Sailing Uncertain Seas

| GS INSIGHTS

The Power of Social Enterprise in Challenging Times: Social Enterprise Series #1

In the evening of December 23, 1776, a lone man sat huddled over a sheet of parchment, a thin blanket covering his shoulders as he tried to keep the cold at bay. The flicker of a small candle provided the meager light by which he wrote.

“These are the times that try men’s souls.”

Thomas Paine’s words resonate today, especially for those of you playing leading roles in the nonprofit organizations that are central to our quality of life, and a reflection of the values that our communities hold dear.

Your ability to navigate an increasingly uncertain future is truly a soul-trying test. Are you up for it? Can you meet this moment?

My bet is on you and the entire nonprofit sector. Because this sector was borne of ingenuity, creative problem-solving, big possibilities thinking, and a combination of passion and perseverance, you are part of a long tradition that has already accomplished far more than what was considered possible.

An example is Nannie Helen Burroughs. Born in 1879, the granddaughter of former slaves, Ms.
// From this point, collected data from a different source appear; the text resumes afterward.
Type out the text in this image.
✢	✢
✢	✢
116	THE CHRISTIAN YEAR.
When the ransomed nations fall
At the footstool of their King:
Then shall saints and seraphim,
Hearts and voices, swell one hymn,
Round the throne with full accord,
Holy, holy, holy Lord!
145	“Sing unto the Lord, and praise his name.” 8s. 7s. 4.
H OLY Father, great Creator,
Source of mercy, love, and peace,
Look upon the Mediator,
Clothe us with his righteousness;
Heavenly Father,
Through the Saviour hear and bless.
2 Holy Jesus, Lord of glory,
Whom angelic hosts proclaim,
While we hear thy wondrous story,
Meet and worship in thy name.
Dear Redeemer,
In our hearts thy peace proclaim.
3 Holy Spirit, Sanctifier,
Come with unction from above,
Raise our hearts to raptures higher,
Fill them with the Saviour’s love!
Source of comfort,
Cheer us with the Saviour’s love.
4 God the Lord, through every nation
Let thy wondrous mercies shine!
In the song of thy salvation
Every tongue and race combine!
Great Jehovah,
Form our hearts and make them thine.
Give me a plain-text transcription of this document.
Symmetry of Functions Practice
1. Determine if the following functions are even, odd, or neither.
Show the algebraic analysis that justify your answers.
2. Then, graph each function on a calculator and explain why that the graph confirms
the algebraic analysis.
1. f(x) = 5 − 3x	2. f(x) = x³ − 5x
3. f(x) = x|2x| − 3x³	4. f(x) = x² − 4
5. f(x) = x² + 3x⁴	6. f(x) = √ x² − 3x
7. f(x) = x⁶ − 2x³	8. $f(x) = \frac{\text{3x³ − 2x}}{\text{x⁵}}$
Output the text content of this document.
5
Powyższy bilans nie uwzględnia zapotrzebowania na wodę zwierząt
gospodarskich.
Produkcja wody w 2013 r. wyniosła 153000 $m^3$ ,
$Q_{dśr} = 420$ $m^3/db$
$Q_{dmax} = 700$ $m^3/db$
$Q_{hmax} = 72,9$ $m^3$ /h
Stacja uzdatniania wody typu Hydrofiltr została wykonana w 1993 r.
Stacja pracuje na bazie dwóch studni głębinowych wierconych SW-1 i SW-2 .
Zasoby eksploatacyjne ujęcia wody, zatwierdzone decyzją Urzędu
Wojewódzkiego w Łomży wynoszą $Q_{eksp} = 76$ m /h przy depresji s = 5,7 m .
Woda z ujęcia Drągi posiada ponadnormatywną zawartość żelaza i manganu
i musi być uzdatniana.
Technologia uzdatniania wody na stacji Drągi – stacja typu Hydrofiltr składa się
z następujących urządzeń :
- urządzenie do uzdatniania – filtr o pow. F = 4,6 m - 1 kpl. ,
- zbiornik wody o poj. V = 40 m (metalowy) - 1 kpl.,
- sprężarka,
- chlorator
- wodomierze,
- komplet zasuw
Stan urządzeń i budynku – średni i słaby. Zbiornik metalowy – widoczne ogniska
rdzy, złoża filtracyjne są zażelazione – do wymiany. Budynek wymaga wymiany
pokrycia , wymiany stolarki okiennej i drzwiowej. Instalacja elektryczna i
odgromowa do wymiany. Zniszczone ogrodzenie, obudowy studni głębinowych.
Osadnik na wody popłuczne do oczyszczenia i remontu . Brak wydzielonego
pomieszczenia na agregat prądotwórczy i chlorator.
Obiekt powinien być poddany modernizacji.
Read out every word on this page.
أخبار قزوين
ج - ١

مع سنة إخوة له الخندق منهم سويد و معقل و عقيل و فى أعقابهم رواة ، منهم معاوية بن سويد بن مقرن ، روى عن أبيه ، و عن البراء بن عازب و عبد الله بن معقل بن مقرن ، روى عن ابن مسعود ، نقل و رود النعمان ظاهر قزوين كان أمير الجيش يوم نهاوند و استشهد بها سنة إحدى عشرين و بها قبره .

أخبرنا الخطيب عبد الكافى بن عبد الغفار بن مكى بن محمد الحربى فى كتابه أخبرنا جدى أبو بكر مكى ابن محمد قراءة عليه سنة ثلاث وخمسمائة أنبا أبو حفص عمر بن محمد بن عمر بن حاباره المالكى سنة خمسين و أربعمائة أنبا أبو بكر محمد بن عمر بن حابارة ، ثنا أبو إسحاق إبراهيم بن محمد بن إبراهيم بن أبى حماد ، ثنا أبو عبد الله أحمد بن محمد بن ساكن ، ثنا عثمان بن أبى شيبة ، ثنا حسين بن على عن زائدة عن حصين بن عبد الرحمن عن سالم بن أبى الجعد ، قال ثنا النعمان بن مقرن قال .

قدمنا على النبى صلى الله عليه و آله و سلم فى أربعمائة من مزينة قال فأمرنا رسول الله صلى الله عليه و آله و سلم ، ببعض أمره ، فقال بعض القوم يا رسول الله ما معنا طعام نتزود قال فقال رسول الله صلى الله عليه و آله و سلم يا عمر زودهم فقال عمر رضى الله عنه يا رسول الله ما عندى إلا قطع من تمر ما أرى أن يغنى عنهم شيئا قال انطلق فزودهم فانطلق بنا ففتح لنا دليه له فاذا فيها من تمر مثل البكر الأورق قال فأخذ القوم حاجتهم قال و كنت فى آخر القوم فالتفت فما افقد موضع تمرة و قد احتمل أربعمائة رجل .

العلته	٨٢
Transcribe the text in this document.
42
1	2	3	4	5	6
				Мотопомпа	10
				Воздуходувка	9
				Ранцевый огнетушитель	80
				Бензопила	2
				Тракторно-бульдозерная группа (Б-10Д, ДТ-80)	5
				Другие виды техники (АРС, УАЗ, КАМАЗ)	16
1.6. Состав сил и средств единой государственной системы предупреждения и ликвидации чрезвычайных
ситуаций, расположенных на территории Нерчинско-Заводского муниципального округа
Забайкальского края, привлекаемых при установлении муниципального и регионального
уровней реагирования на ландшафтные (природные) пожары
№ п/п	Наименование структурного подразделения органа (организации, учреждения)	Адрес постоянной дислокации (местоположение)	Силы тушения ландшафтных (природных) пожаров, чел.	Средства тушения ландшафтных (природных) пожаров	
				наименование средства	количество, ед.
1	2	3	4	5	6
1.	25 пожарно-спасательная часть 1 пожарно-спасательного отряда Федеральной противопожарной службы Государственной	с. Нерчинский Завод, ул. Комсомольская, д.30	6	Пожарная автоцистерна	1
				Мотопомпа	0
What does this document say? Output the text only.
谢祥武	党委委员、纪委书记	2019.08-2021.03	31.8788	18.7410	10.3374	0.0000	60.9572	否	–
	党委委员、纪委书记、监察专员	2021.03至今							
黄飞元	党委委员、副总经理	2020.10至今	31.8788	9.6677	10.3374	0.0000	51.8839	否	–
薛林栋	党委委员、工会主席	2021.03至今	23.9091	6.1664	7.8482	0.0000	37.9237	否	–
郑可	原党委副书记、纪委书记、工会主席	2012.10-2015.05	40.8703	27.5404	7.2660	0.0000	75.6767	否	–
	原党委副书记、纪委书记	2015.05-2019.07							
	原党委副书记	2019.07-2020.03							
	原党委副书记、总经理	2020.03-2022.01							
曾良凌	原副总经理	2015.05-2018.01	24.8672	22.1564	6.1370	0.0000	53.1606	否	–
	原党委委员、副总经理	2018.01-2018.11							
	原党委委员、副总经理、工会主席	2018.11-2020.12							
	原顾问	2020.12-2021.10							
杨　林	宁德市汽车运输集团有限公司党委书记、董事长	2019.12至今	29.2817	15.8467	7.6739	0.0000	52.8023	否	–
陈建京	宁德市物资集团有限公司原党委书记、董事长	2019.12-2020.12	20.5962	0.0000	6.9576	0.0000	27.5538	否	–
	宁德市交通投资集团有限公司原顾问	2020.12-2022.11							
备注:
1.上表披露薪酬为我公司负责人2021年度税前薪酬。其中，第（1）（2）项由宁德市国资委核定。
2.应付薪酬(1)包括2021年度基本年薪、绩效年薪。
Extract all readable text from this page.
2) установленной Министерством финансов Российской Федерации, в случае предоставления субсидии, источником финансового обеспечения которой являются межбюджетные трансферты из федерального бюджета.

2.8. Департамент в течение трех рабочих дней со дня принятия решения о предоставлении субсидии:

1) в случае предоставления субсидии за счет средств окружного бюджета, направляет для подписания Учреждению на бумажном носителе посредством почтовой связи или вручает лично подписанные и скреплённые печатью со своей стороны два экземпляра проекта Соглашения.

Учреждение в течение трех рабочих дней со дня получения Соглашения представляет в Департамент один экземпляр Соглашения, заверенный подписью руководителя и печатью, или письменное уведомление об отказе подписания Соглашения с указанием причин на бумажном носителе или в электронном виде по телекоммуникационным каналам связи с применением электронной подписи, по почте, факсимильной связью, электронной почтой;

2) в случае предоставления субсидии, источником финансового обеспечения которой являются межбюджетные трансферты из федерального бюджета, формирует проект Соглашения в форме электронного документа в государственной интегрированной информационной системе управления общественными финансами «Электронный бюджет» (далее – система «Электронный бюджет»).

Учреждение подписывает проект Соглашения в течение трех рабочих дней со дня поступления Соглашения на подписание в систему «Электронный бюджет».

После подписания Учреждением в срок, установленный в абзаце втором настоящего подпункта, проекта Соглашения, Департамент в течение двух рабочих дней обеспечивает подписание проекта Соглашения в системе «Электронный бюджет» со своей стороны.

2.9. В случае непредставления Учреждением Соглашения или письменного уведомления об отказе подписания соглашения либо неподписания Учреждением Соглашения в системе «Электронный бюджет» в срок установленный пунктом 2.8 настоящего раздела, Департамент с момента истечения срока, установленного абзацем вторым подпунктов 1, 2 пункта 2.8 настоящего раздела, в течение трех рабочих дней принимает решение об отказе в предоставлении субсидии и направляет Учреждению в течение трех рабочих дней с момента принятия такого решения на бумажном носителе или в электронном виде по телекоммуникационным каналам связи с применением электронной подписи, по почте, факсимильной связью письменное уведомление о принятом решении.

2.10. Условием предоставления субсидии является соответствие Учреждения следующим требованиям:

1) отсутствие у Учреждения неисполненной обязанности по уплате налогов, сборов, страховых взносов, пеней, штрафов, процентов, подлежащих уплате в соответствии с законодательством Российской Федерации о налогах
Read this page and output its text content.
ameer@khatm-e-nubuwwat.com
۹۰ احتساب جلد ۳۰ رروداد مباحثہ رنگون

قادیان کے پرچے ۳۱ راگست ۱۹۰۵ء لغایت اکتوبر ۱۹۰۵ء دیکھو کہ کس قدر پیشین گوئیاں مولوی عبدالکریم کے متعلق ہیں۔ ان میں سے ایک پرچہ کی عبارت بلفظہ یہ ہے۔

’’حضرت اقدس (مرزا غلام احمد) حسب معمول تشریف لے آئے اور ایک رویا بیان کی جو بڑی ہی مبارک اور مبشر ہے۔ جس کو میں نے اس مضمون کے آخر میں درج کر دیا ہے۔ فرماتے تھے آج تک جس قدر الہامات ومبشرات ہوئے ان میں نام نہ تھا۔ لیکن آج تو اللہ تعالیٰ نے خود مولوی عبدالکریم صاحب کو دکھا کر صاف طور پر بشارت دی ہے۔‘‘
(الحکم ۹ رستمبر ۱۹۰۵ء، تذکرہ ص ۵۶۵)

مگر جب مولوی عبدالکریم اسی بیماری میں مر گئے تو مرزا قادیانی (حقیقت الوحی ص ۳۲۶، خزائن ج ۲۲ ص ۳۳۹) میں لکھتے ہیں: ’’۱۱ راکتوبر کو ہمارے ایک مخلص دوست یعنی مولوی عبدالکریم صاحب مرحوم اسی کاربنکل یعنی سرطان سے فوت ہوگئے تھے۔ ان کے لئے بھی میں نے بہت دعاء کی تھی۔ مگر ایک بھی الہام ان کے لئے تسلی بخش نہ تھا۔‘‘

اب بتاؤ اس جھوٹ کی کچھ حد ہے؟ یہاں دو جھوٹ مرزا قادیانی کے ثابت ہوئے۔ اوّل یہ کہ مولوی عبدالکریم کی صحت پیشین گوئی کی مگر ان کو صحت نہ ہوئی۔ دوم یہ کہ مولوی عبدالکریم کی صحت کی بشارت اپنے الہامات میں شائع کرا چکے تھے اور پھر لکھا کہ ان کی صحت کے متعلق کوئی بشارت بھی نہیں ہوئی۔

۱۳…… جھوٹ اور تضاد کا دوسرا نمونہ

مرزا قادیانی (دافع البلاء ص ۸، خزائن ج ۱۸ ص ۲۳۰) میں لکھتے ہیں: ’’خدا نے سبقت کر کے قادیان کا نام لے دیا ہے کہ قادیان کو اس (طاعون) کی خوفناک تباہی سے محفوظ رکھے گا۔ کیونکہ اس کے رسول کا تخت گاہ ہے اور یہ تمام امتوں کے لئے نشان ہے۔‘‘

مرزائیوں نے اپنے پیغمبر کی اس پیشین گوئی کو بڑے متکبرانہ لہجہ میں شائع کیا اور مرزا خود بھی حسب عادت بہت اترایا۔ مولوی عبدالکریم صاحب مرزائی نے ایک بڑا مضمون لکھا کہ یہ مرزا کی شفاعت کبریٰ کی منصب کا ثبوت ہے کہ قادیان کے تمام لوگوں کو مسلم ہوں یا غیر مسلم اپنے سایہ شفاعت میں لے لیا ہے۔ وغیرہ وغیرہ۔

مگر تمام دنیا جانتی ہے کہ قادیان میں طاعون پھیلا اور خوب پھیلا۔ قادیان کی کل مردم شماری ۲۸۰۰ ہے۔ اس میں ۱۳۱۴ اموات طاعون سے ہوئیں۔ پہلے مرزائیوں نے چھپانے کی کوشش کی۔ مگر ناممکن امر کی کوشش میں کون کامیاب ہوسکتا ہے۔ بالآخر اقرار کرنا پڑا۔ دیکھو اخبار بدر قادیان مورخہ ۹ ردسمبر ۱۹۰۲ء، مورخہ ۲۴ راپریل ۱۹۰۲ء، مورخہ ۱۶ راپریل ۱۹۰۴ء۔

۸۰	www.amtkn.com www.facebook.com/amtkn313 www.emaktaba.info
Burroughs desired to be a schoolteacher; however, without a proper college degree and, in one case for being “too dark,” she was refused employment in multiple schools. Undaunted, she founded the National Training School for Women and Girls in a community just outside of Washington, DC, in 1909. That community, Lincolnville, had fewer than a dozen houses and no paved streets, water, or electricity. Ms. Burroughs led the school until her passing in 1961, helping thousands of young women along the way.

Nannie Helen Burroughs. Photo courtesy of the Library of Congress.
 Nannie Helen Burroughs. Photo courtesy of the Library of Congress.

Ms. Burroughs also worked for the Department of Negro History as an instructor, supported the National League of Republican Colored Woman and the National Association of Wage Earners, playing a significant role in helping to influence legislation affecting women’s wages, and during the first years of the Great Depression, was appointed by President Herbert Hoover as Committee Chairwoman concerning Negro Housing. (Nannie Helen Burroughs was nothing if not prolific.)

What is clear and consistent across all sources on Nannie Helen Burroughs is that her achievements were earned with little-to-no means and in the face of significant and steady headwinds. Headwinds such as her race, her gender, her social status, and any of the other myriad ways a society douses the flame of the different or other in a ruthless and systematic fashion. Armed only with her grit and ingenuity, Ms. Burroughs navigated these headwinds successfully.

In the coming posts, I will share with you approaches and practices that will help your organization better battle our current headwinds. I’ll be centering the posts on social enterprise, a strategy that Nannie Helen Burroughs used. How should you think about it? How do you know if you’re ready? What questions should you be asking? How do you catalyze the creative imaginations of staff and board to consider what is possible? While the focus will be on social enterprise, the mindset and creative problem-solving skills required for success in social enterprise apply to all aspects of your organization, be it programming, development, or stakeholder engagement.

In my framing, a social enterprise is an ongoing initiative offering services or products for sale that generates true net revenue, while also having measurable social impact. This revenue is unrestricted and is deployed at the organization’s total discretion for, as examples, critical mission work, building capacity, or paying market wages for its team members. My focus will be on social enterprise as a strategy within the nonprofit context.

In the next post, I’ll provide a lens through which to view social enterprise and discuss ways to cultivate the right conditions for success. In two subsequent posts, I’ll introduce you to the Desirability-Feasibility-Viability loop and how it applies to your current offerings (for optimizing earned-revenue potential) and to potential new offerings. My hope is that, along the way, you’ll discover that so much more is possible than you and your team might have ever considered.

Claiming that her organization would “specialize in the wholly impossible,” Nannie Helen Burroughs argued that “to struggle and battle and to overcome and absolutely defeat every force designed against us is the only way to achieve.”    

I love these words; I find them captivating, bold—almost subversive. And I find them deeply, deeply encouraging. We are all made of the same stuff as Nannie Helen Burroughs after all.